There has been wide adoption of JATS in scholarly publishing. The only significant exceptions are Elsevier, Springer, and Wiley-Blackwell, as they had proprietary XML models predating JATS. But they are all able to move into and out of JATS where necessary.
JATS has been more successful than we ever imagined. In many ways, it was an accident waiting to happen. By the time the NLM DTD got out the door, people were really looking for an off-the-shelf XML standard. A large part of the market was locked out of going toward XML without such a standard.
Now the success of JATS seems like a foregone conclusion, but it wasn't always. If any single publisher had said that they were going to make what they had done freely available as a standard, people would have wondered what they had up their sleeve. But our work came out of a skunkworks project--we didn't set out to create a standard, we tried to solve a problem. When others saw that work was open, well-documented, and extensible, they chose to adopt it rather than re-invent it.
Even though publishing in the Internet age is changing daily, the working group has decided to be retrospective, meaning that we only make changes based on established needs. In order to add something to JATS, there has to be a documented use case. We also try to be thoughtful and not act too quickly. For example, in late 2007, I returned from Japan and realized that multi-script text, like author names in Japanese articles, wasn't supported. Initially, we thought: "Stop the presses! We have no way to markup an author's name in multiple scripts." But then the working group decided that implementing this feature needed more thought as there was no simple way to add it. We decided not to squeeze this capability into NLM 3.0, but waited until the JATS 0.4 draft. The final result is a very flexible mechanism that supports more than Japanese names. But that support was critical to Japan's national commitment in 2011 that all journal articles are in JATS. Similar national commitments have come from Brazil and Mexico. So we're responding to needs, but doing it thoughtfully.

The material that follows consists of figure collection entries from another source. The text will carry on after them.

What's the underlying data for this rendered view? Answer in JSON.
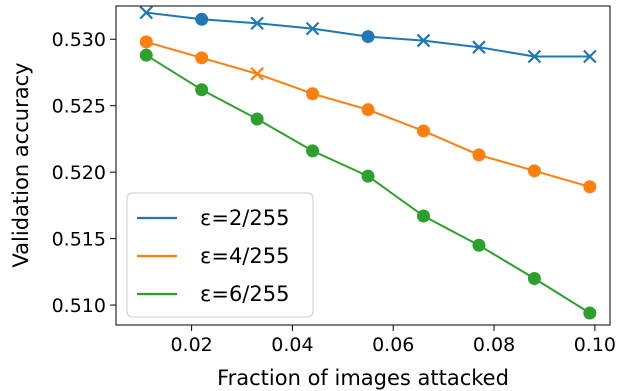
{
  "chart_data": {
    "type": "line",
    "xlabel": "Fraction of images attacked",
    "ylabel": "Validation accuracy",
    "xlim": [
      0.005,
      0.103
    ],
    "ylim": [
      0.5085,
      0.5325
    ],
    "xticks": [
      0.02,
      0.04,
      0.06,
      0.08,
      0.1
    ],
    "xtick_labels": [
      "0.02",
      "0.04",
      "0.06",
      "0.08",
      "0.10"
    ],
    "yticks": [
      0.51,
      0.515,
      0.52,
      0.525,
      0.53
    ],
    "ytick_labels": [
      "0.510",
      "0.515",
      "0.520",
      "0.525",
      "0.530"
    ],
    "grid": false,
    "legend_position": "lower-left",
    "x": [
      0.011,
      0.022,
      0.033,
      0.044,
      0.055,
      0.066,
      0.077,
      0.088,
      0.099
    ],
    "series": [
      {
        "name": "ε=2/255",
        "color": "#1f77b4",
        "values": [
          0.532,
          0.5315,
          0.5312,
          0.5308,
          0.5302,
          0.5299,
          0.5294,
          0.5287,
          0.5287
        ],
        "markers": [
          "x",
          "o",
          "x",
          "x",
          "o",
          "x",
          "x",
          "x",
          "x"
        ]
      },
      {
        "name": "ε=4/255",
        "color": "#ff7f0e",
        "values": [
          0.5298,
          0.5286,
          0.5274,
          0.5259,
          0.5247,
          0.5231,
          0.5213,
          0.5201,
          0.5189
        ],
        "markers": [
          "o",
          "o",
          "x",
          "o",
          "o",
          "o",
          "o",
          "o",
          "o"
        ]
      },
      {
        "name": "ε=6/255",
        "color": "#2ca02c",
        "values": [
          0.5288,
          0.5262,
          0.524,
          0.5216,
          0.5197,
          0.5167,
          0.5145,
          0.512,
          0.5094
        ],
        "markers": [
          "o",
          "o",
          "o",
          "o",
          "o",
          "o",
          "o",
          "o",
          "o"
        ]
      }
    ]
  }
}
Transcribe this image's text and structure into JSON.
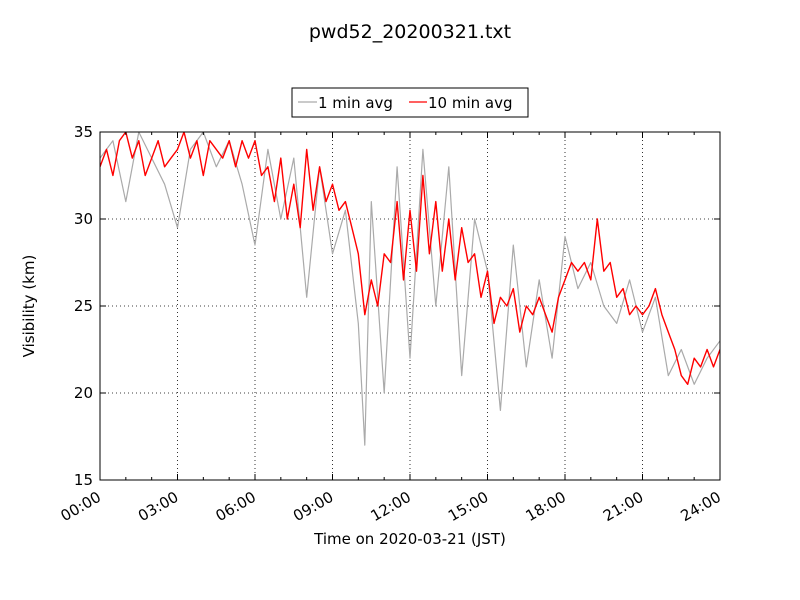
{
  "chart_data": {
    "type": "line",
    "title": "pwd52_20200321.txt",
    "xlabel": "Time on 2020-03-21 (JST)",
    "ylabel": "Visibility (km)",
    "xlim": [
      0,
      24
    ],
    "ylim": [
      15,
      35
    ],
    "x_unit": "hours (JST)",
    "xticks": [
      {
        "value": 0,
        "label": "00:00"
      },
      {
        "value": 3,
        "label": "03:00"
      },
      {
        "value": 6,
        "label": "06:00"
      },
      {
        "value": 9,
        "label": "09:00"
      },
      {
        "value": 12,
        "label": "12:00"
      },
      {
        "value": 15,
        "label": "15:00"
      },
      {
        "value": 18,
        "label": "18:00"
      },
      {
        "value": 21,
        "label": "21:00"
      },
      {
        "value": 24,
        "label": "24:00"
      }
    ],
    "yticks": [
      {
        "value": 15,
        "label": "15"
      },
      {
        "value": 20,
        "label": "20"
      },
      {
        "value": 25,
        "label": "25"
      },
      {
        "value": 30,
        "label": "30"
      },
      {
        "value": 35,
        "label": "35"
      }
    ],
    "grid": true,
    "legend_position": "top-center",
    "series": [
      {
        "name": "1 min avg",
        "color": "#aaaaaa",
        "x": [
          0.0,
          0.5,
          1.0,
          1.5,
          2.0,
          2.5,
          3.0,
          3.5,
          4.0,
          4.5,
          5.0,
          5.5,
          6.0,
          6.5,
          7.0,
          7.5,
          8.0,
          8.5,
          9.0,
          9.5,
          10.0,
          10.25,
          10.5,
          11.0,
          11.5,
          12.0,
          12.5,
          13.0,
          13.5,
          14.0,
          14.5,
          15.0,
          15.5,
          16.0,
          16.5,
          17.0,
          17.5,
          18.0,
          18.5,
          19.0,
          19.5,
          20.0,
          20.5,
          21.0,
          21.5,
          22.0,
          22.5,
          23.0,
          23.5,
          24.0
        ],
        "y": [
          33.5,
          34.5,
          31.0,
          35.0,
          33.5,
          32.0,
          29.5,
          34.0,
          35.0,
          33.0,
          34.5,
          32.0,
          28.5,
          34.0,
          30.0,
          33.5,
          25.5,
          33.0,
          28.0,
          30.5,
          24.0,
          17.0,
          31.0,
          20.0,
          33.0,
          22.0,
          34.0,
          25.0,
          33.0,
          21.0,
          30.0,
          27.0,
          19.0,
          28.5,
          21.5,
          26.5,
          22.0,
          29.0,
          26.0,
          27.5,
          25.0,
          24.0,
          26.5,
          23.5,
          25.5,
          21.0,
          22.5,
          20.5,
          22.0,
          23.0
        ]
      },
      {
        "name": "10 min avg",
        "color": "#ff0000",
        "x": [
          0.0,
          0.25,
          0.5,
          0.75,
          1.0,
          1.25,
          1.5,
          1.75,
          2.0,
          2.25,
          2.5,
          2.75,
          3.0,
          3.25,
          3.5,
          3.75,
          4.0,
          4.25,
          4.5,
          4.75,
          5.0,
          5.25,
          5.5,
          5.75,
          6.0,
          6.25,
          6.5,
          6.75,
          7.0,
          7.25,
          7.5,
          7.75,
          8.0,
          8.25,
          8.5,
          8.75,
          9.0,
          9.25,
          9.5,
          9.75,
          10.0,
          10.25,
          10.5,
          10.75,
          11.0,
          11.25,
          11.5,
          11.75,
          12.0,
          12.25,
          12.5,
          12.75,
          13.0,
          13.25,
          13.5,
          13.75,
          14.0,
          14.25,
          14.5,
          14.75,
          15.0,
          15.25,
          15.5,
          15.75,
          16.0,
          16.25,
          16.5,
          16.75,
          17.0,
          17.25,
          17.5,
          17.75,
          18.0,
          18.25,
          18.5,
          18.75,
          19.0,
          19.25,
          19.5,
          19.75,
          20.0,
          20.25,
          20.5,
          20.75,
          21.0,
          21.25,
          21.5,
          21.75,
          22.0,
          22.25,
          22.5,
          22.75,
          23.0,
          23.25,
          23.5,
          23.75,
          24.0
        ],
        "y": [
          33.0,
          34.0,
          32.5,
          34.5,
          35.0,
          33.5,
          34.5,
          32.5,
          33.5,
          34.5,
          33.0,
          33.5,
          34.0,
          35.0,
          33.5,
          34.5,
          32.5,
          34.5,
          34.0,
          33.5,
          34.5,
          33.0,
          34.5,
          33.5,
          34.5,
          32.5,
          33.0,
          31.0,
          33.5,
          30.0,
          32.0,
          29.5,
          34.0,
          30.5,
          33.0,
          31.0,
          32.0,
          30.5,
          31.0,
          29.5,
          28.0,
          24.5,
          26.5,
          25.0,
          28.0,
          27.5,
          31.0,
          26.5,
          30.5,
          27.0,
          32.5,
          28.0,
          31.0,
          27.0,
          30.0,
          26.5,
          29.5,
          27.5,
          28.0,
          25.5,
          27.0,
          24.0,
          25.5,
          25.0,
          26.0,
          23.5,
          25.0,
          24.5,
          25.5,
          24.5,
          23.5,
          25.5,
          26.5,
          27.5,
          27.0,
          27.5,
          26.5,
          30.0,
          27.0,
          27.5,
          25.5,
          26.0,
          24.5,
          25.0,
          24.5,
          25.0,
          26.0,
          24.5,
          23.5,
          22.5,
          21.0,
          20.5,
          22.0,
          21.5,
          22.5,
          21.5,
          22.5
        ]
      }
    ]
  }
}
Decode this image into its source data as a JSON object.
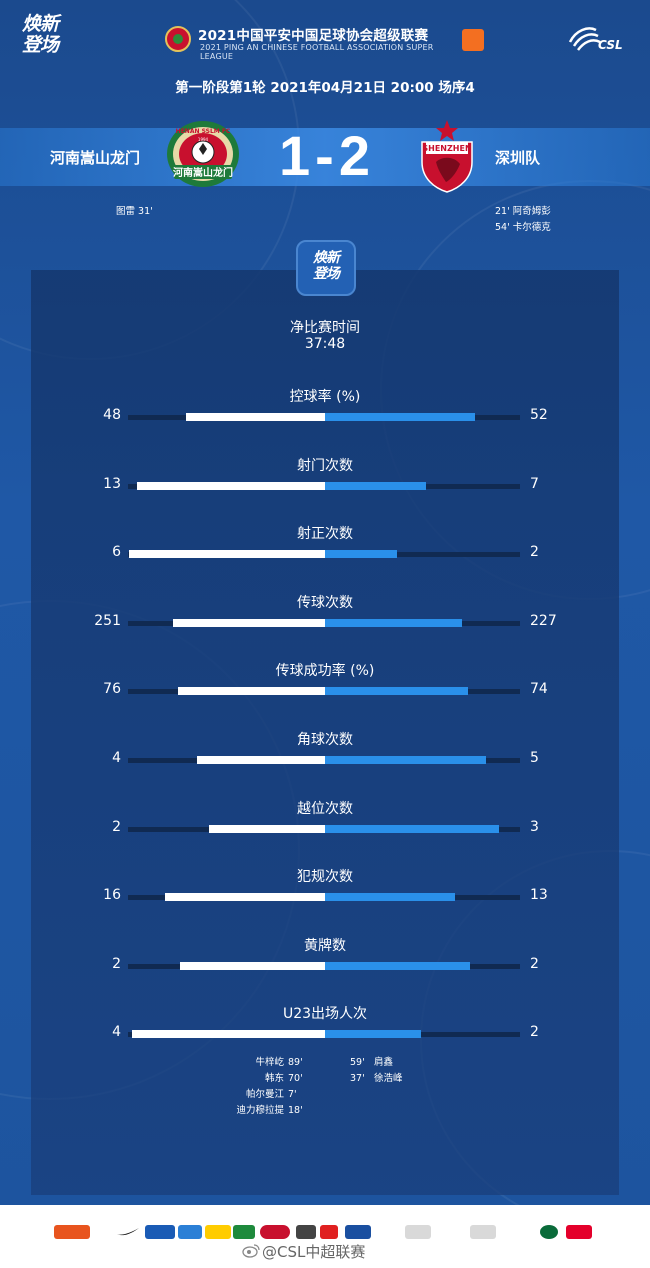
{
  "header": {
    "slogan": "焕新\n登场",
    "league_title": "2021中国平安中国足球协会超级联赛",
    "league_subtitle": "2021 PING AN CHINESE FOOTBALL ASSOCIATION SUPER LEAGUE",
    "csl_logo_text": "CSL",
    "match_info": "第一阶段第1轮  2021年04月21日 20:00 场序4"
  },
  "match": {
    "home_team": "河南嵩山龙门",
    "away_team": "深圳队",
    "home_score": "1",
    "away_score": "2",
    "separator": "-",
    "home_crest_text": "HENAN SSLM FC",
    "home_crest_banner": "河南嵩山龙门",
    "home_crest_year": "1994",
    "away_crest_text": "SHENZHEN",
    "home_scorers": [
      {
        "name": "图雷",
        "minute": "31'"
      }
    ],
    "away_scorers": [
      {
        "minute": "21'",
        "name": "阿奇姆彭"
      },
      {
        "minute": "54'",
        "name": "卡尔德克"
      }
    ]
  },
  "panel": {
    "badge_text": "焕新\n登场",
    "net_time_label": "净比赛时间",
    "net_time_value": "37:48"
  },
  "stats": [
    {
      "label": "控球率 (%)",
      "home": "48",
      "away": "52",
      "home_share": 0.48,
      "away_share": 0.52
    },
    {
      "label": "射门次数",
      "home": "13",
      "away": "7",
      "home_share": 0.65,
      "away_share": 0.35
    },
    {
      "label": "射正次数",
      "home": "6",
      "away": "2",
      "home_share": 0.75,
      "away_share": 0.25
    },
    {
      "label": "传球次数",
      "home": "251",
      "away": "227",
      "home_share": 0.525,
      "away_share": 0.475
    },
    {
      "label": "传球成功率 (%)",
      "home": "76",
      "away": "74",
      "home_share": 0.507,
      "away_share": 0.493
    },
    {
      "label": "角球次数",
      "home": "4",
      "away": "5",
      "home_share": 0.444,
      "away_share": 0.556
    },
    {
      "label": "越位次数",
      "home": "2",
      "away": "3",
      "home_share": 0.4,
      "away_share": 0.6
    },
    {
      "label": "犯规次数",
      "home": "16",
      "away": "13",
      "home_share": 0.552,
      "away_share": 0.448
    },
    {
      "label": "黄牌数",
      "home": "2",
      "away": "2",
      "home_share": 0.5,
      "away_share": 0.5
    },
    {
      "label": "U23出场人次",
      "home": "4",
      "away": "2",
      "home_share": 0.667,
      "away_share": 0.333
    }
  ],
  "u23_players": {
    "home": [
      {
        "name": "牛梓屹",
        "minute": "89'"
      },
      {
        "name": "韩东",
        "minute": "70'"
      },
      {
        "name": "帕尔曼江",
        "minute": "7'"
      },
      {
        "name": "迪力穆拉提",
        "minute": "18'"
      }
    ],
    "away": [
      {
        "minute": "59'",
        "name": "肩鑫"
      },
      {
        "minute": "37'",
        "name": "徐浩峰"
      }
    ]
  },
  "footer": {
    "weibo_handle": "@CSL中超联赛"
  },
  "colors": {
    "background": "#1d4f96",
    "home_bar": "#ffffff",
    "away_bar": "#2a90ea",
    "track": "#102a52"
  }
}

Now we're working on JATS version 1.2. We've had requests for new elements, improved documentation, more use cases, and more best-practice information. We just encountered a real-world scenario that requires a tweak to the standard; it's CRediT, CASRAI's guidance on how to give authors credit for their work. This new taxonomy is used in tenure evaluation and is catching on quickly because of needs in publishing. A preprint went up recently on BioRxiv that recommended ORCID and CRediT should be used by all journals. While JATS 1.1 supports CRediT, the working group realized that we could provide a more sustainable model for CRediT and other taxonomies with an update. This new model has been proposed for JATS 1.2, and also appears in relation to subject taxonomies in the forthcoming ANSI/NISO STS standard. It was especially cool for me to watch this new idea being "baked" in both the STS and JATS working groups simultaneously and to see how well it turned out for both groups.
Bruce Rosenblum is CEO of publishing technology company Inera, Inc. He served on NISO's Board of Directors from 2005 to 2013, is a member of the JATS Standing Committee, and is currently co-chair of the steering and technical working groups that are developing NISO Standards Tag Suite (STS).